Spez needs to realize that going to war with the users is a dumb move.

orcrist,

He will not realize that, because he wants money and he'll get it. On the one hand, Reddit was fun. On the other hand, it's archaic for the reasons we're experiencing right now. Progress.

Squizzy,

Spez is thick as fuck but reddit will likely IPO and be just fine, this was a battle that didn't need to be fought.

Spez is a bad leader and his goals lie contrary to reddit's mission statement.

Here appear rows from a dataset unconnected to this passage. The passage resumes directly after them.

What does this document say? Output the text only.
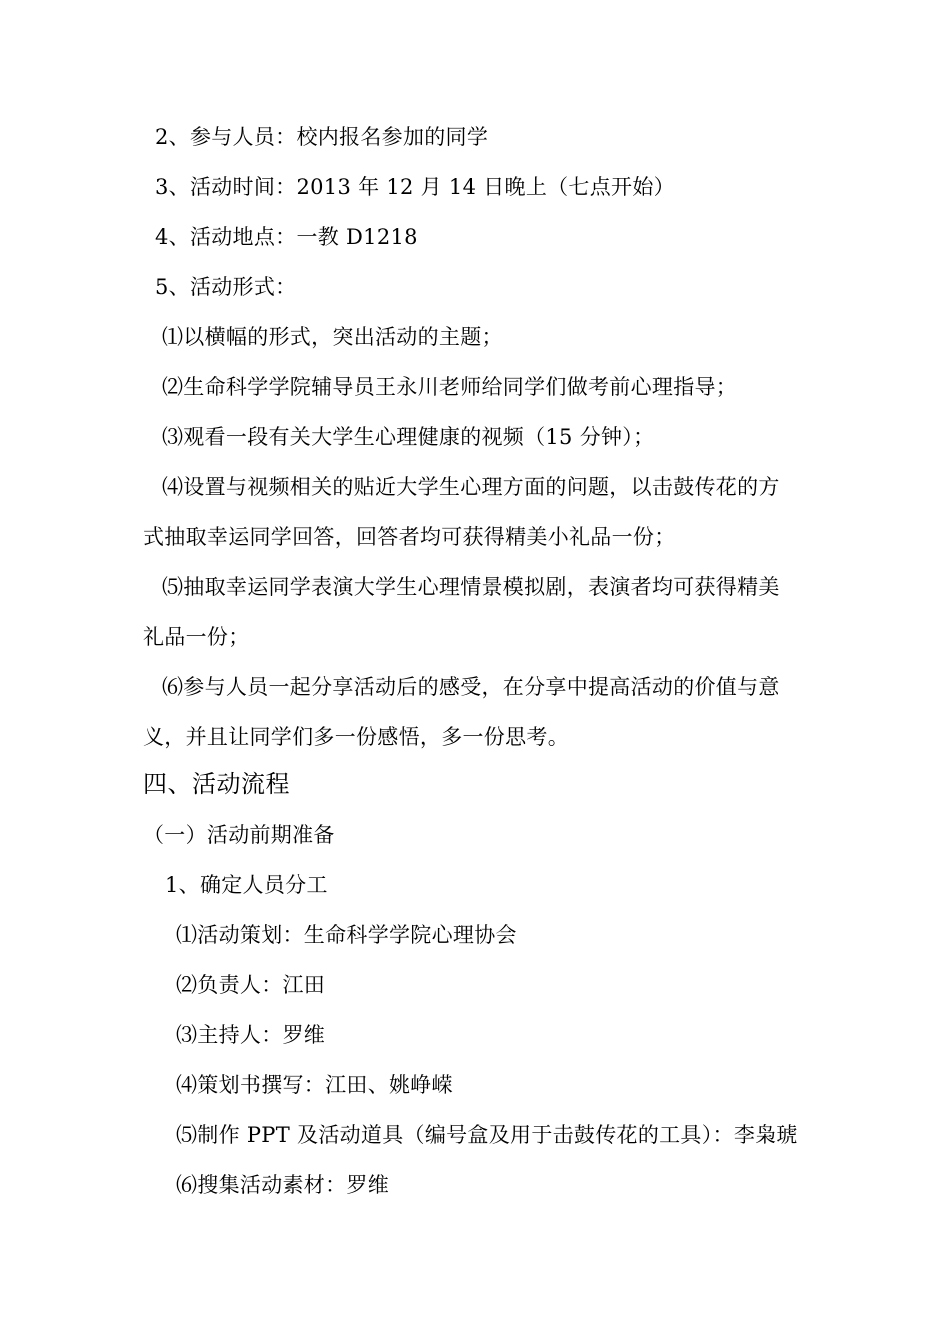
2、参与人员：校内报名参加的同学
3、活动时间：2013 年 12 月 14 日晚上（七点开始）
4、活动地点：一教 D1218
5、活动形式：
⑴以横幅的形式，突出活动的主题；
⑵生命科学学院辅导员王永川老师给同学们做考前心理指导；
⑶观看一段有关大学生心理健康的视频（15 分钟）；
⑷设置与视频相关的贴近大学生心理方面的问题，以击鼓传花的方
式抽取幸运同学回答，回答者均可获得精美小礼品一份；
⑸抽取幸运同学表演大学生心理情景模拟剧，表演者均可获得精美
礼品一份；
⑹参与人员一起分享活动后的感受，在分享中提高活动的价值与意
义，并且让同学们多一份感悟，多一份思考。
四、活动流程
（一）活动前期准备
1、确定人员分工
⑴活动策划：生命科学学院心理协会
⑵负责人：江田
⑶主持人：罗维
⑷策划书撰写：江田、姚峥嵘
⑸制作 PPT 及活动道具（编号盒及用于击鼓传花的工具）：李枭琥
⑹搜集活动素材：罗维
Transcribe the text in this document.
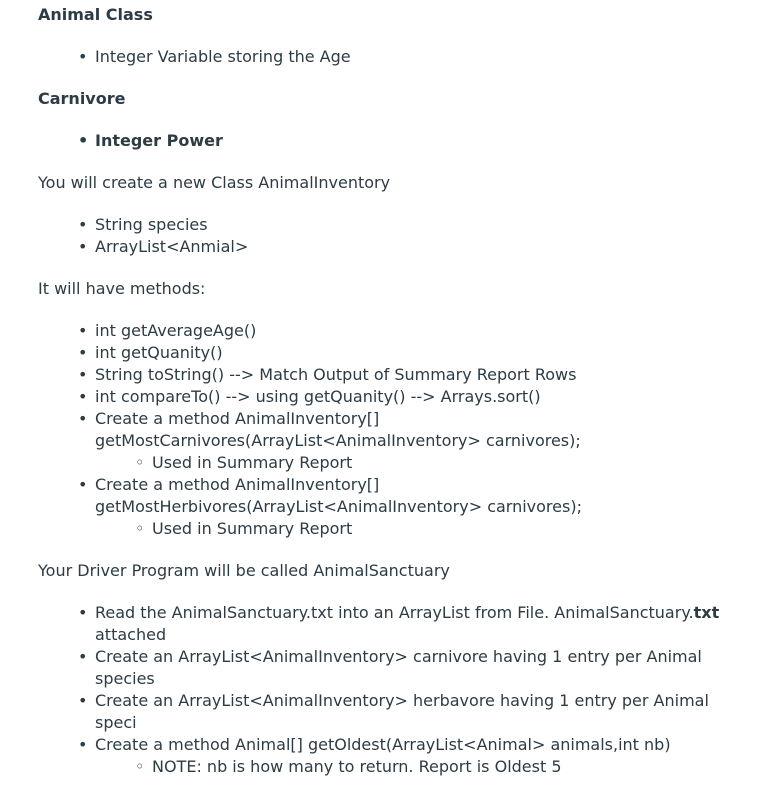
Animal Class

• Integer Variable storing the Age

Carnivore

• Integer Power

You will create a new Class AnimalInventory

• String species
• ArrayList<Anmial>

It will have methods:

• int getAverageAge()
• int getQuanity()
• String toString() --> Match Output of Summary Report Rows
• int compareTo() --> using getQuanity() --> Arrays.sort()
• Create a method AnimalInventory[]
getMostCarnivores(ArrayList<AnimalInventory> carnivores);
◦ Used in Summary Report
• Create a method AnimalInventory[]
getMostHerbivores(ArrayList<AnimalInventory> carnivores);
◦ Used in Summary Report

Your Driver Program will be called AnimalSanctuary

• Read the AnimalSanctuary.txt into an ArrayList from File. AnimalSanctuary.txt
attached
• Create an ArrayList<AnimalInventory> carnivore having 1 entry per Animal
species
• Create an ArrayList<AnimalInventory> herbavore having 1 entry per Animal
speci
• Create a method Animal[] getOldest(ArrayList<Animal> animals,int nb)
◦ NOTE: nb is how many to return. Report is Oldest 5
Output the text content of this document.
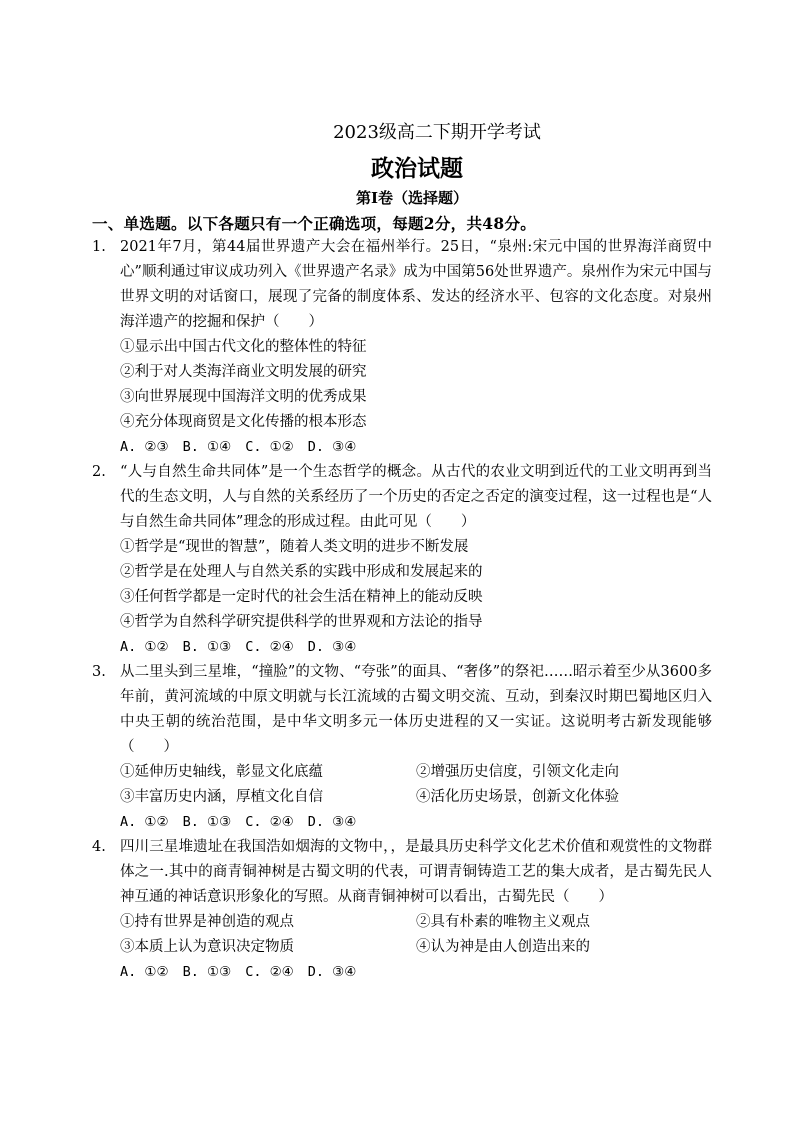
2023级高二下期开学考试
政治试题
第Ⅰ卷（选择题）
一、单选题。以下各题只有一个正确选项，每题2分，共48分。
1. 2021年7月，第44届世界遗产大会在福州举行。25日，“泉州:宋元中国的世界海洋商贸中心”顺利通过审议成功列入《世界遗产名录》成为中国第56处世界遗产。泉州作为宋元中国与世界文明的对话窗口，展现了完备的制度体系、发达的经济水平、包容的文化态度。对泉州海洋遗产的挖掘和保护（　　）
①显示出中国古代文化的整体性的特征
②利于对人类海洋商业文明发展的研究
③向世界展现中国海洋文明的优秀成果
④充分体现商贸是文化传播的根本形态
A. ②③ B. ①④ C. ①② D. ③④
2. “人与自然生命共同体”是一个生态哲学的概念。从古代的农业文明到近代的工业文明再到当代的生态文明，人与自然的关系经历了一个历史的否定之否定的演变过程，这一过程也是“人与自然生命共同体”理念的形成过程。由此可见（　　）
①哲学是“现世的智慧”，随着人类文明的进步不断发展
②哲学是在处理人与自然关系的实践中形成和发展起来的
③任何哲学都是一定时代的社会生活在精神上的能动反映
④哲学为自然科学研究提供科学的世界观和方法论的指导
A. ①② B. ①③ C. ②④ D. ③④
3. 从二里头到三星堆，“撞脸”的文物、“夸张”的面具、“奢侈”的祭祀……昭示着至少从3600多年前，黄河流域的中原文明就与长江流域的古蜀文明交流、互动，到秦汉时期巴蜀地区归入中央王朝的统治范围，是中华文明多元一体历史进程的又一实证。这说明考古新发现能够（　　）
①延伸历史轴线，彰显文化底蕴	②增强历史信度，引领文化走向
③丰富历史内涵，厚植文化自信	④活化历史场景，创新文化体验
A. ①② B. ①③ C. ②④ D. ③④
4. 四川三星堆遗址在我国浩如烟海的文物中，，是最具历史科学文化艺术价值和观赏性的文物群体之一.其中的商青铜神树是古蜀文明的代表，可谓青铜铸造工艺的集大成者，是古蜀先民人神互通的神话意识形象化的写照。从商青铜神树可以看出，古蜀先民（　　）
①持有世界是神创造的观点	②具有朴素的唯物主义观点
③本质上认为意识决定物质	④认为神是由人创造出来的
A. ①② B. ①③ C. ②④ D. ③④
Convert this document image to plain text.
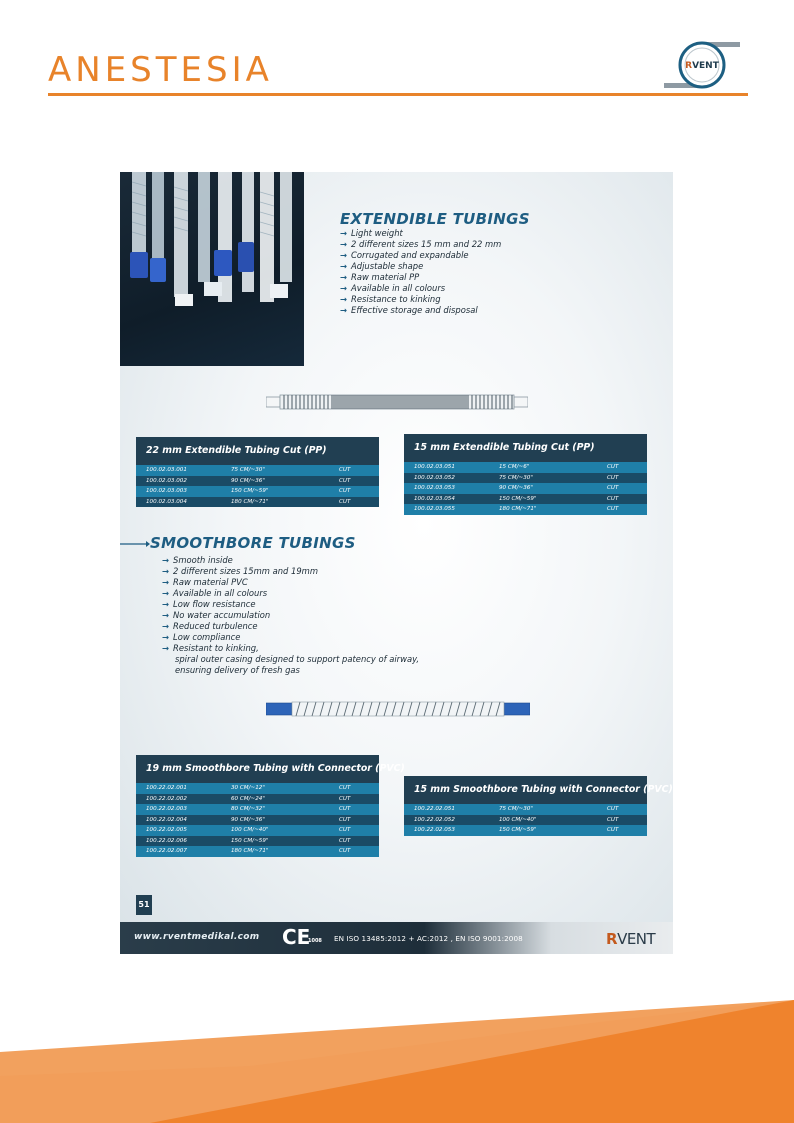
ANESTESIA	RVENT
EXTENDIBLE TUBINGS
→ Light weight
→ 2 different sizes 15 mm and 22 mm
→ Corrugated and expandable
→ Adjustable shape
→ Raw material PP
→ Available in all colours
→ Resistance to kinking
→ Effective storage and disposal
22 mm Extendible Tubing Cut (PP)
100.02.03.001	75 CM/~30"	CUT
100.02.03.002	90 CM/~36"	CUT
100.02.03.003	150 CM/~59"	CUT
100.02.03.004	180 CM/~71"	CUT
15 mm Extendible Tubing Cut (PP)
100.02.03.051	15 CM/~6"	CUT
100.02.03.052	75 CM/~30"	CUT
100.02.03.053	90 CM/~36"	CUT
100.02.03.054	150 CM/~59"	CUT
100.02.03.055	180 CM/~71"	CUT
SMOOTHBORE TUBINGS
→ Smooth inside
→ 2 different sizes 15mm and 19mm
→ Raw material PVC
→ Available in all colours
→ Low flow resistance
→ No water accumulation
→ Reduced turbulence
→ Low compliance
→ Resistant to kinking,
spiral outer casing designed to support patency of airway,
ensuring delivery of fresh gas
19 mm Smoothbore Tubing with Connector (PVC)
100.22.02.001	30 CM/~12"	CUT
100.22.02.002	60 CM/~24"	CUT
100.22.02.003	80 CM/~32"	CUT
100.22.02.004	90 CM/~36"	CUT
100.22.02.005	100 CM/~40"	CUT
100.22.02.006	150 CM/~59"	CUT
100.22.02.007	180 CM/~71"	CUT
15 mm Smoothbore Tubing with Connector (PVC)
100.22.02.051	75 CM/~30"	CUT
100.22.02.052	100 CM/~40"	CUT
100.22.02.053	150 CM/~59"	CUT
51
www.rventmedikal.com CE
1008 EN ISO 13485:2012 + AC:2012 , EN ISO 9001:2008	RVENT
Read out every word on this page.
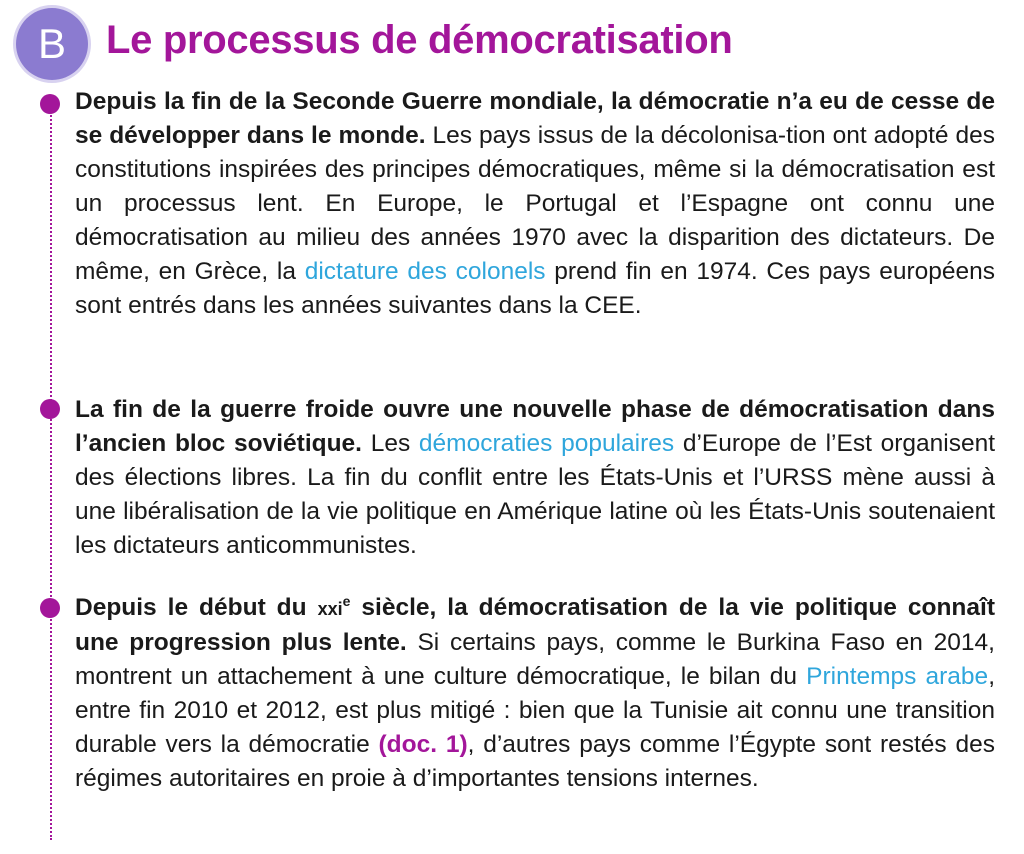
B	Le processus de démocratisation

Depuis la fin de la Seconde Guerre mondiale, la démocratie n’a eu de cesse de se développer dans le monde. Les pays issus de la décolonisa-tion ont adopté des constitutions inspirées des principes démocratiques, même si la démocratisation est un processus lent. En Europe, le Portugal et l’Espagne ont connu une démocratisation au milieu des années 1970 avec la disparition des dictateurs. De même, en Grèce, la dictature des colonels prend fin en 1974. Ces pays européens sont entrés dans les années suivantes dans la CEE.

La fin de la guerre froide ouvre une nouvelle phase de démocratisation dans l’ancien bloc soviétique. Les démocraties populaires d’Europe de l’Est organisent des élections libres. La fin du conflit entre les États-Unis et l’URSS mène aussi à une libéralisation de la vie politique en Amérique latine où les États-Unis soutenaient les dictateurs anticommunistes.

Depuis le début du xxi$^e$ siècle, la démocratisation de la vie politique connaît une progression plus lente. Si certains pays, comme le Burkina Faso en 2014, montrent un attachement à une culture démocratique, le bilan du Printemps arabe, entre fin 2010 et 2012, est plus mitigé : bien que la Tunisie ait connu une transition durable vers la démocratie (doc. 1), d’autres pays comme l’Égypte sont restés des régimes autoritaires en proie à d’importantes tensions internes.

I left last time, I think it was the Victoria thing, and I joined Voat and that quickly went to shit. Reddit will get what they want from this which is more mainstream use.

darkmugglet,

I would argue that this whole thing will delay or devalue the IPO. Institual investors will look at this rather public fight and question his leadership. And the whole attempt at damage control makes him look bad. The only investors that will look past this fiasco are those who are doing the long play, and even then, they likely won't want Spez involved.

From a risk perspective, Reddit has just highlighted it's biggest risk: the volunteer moderators. The only way Spez will be able to fix that is to replace moderators with AI or paid moderation teams. At an estimated value of $3.4M, and a company that is not profitable, that increases the risk in terms of the business model.

In general, social media is inherently flawed for profits. The path to monetization is ads and data, and the fact that Spez is now squeezing the users make me think that the value of the data and the ads is not producing the returns to compensate for dumb ideas like the NFT project.

Plenty,
minimar,

Is this real?! What episode is it from!

yoichi,

It's edited

LambdaDuck,

no, it's actually not edited. that exact frame appears at 23:03 in the episode on coal from june 2017: https://youtu.be/aw6RsUhw1Q8?t=1443

delfinom,

"Bob" was replaced with "Spez"

Yes it was edited. But the base image is real. It also resulted in a lawsuit.

Aaron_Davis,

Where they SLAPPED each other.

LambdaDuck,

oh, i don’t notice that, thanks!

LambdaDuck,

yes, it's real. it's from the episode on coal from june 2017: https://youtu.be/aw6RsUhw1Q8?t=1443

minimar,

Ah, probably my favourite episode! I've never been a big fan of john oliver purely because I find him aggressively unfunny, but showing everyone the ridiculous cease and desist letter with "Let us neither cease, nor desist" is amazing.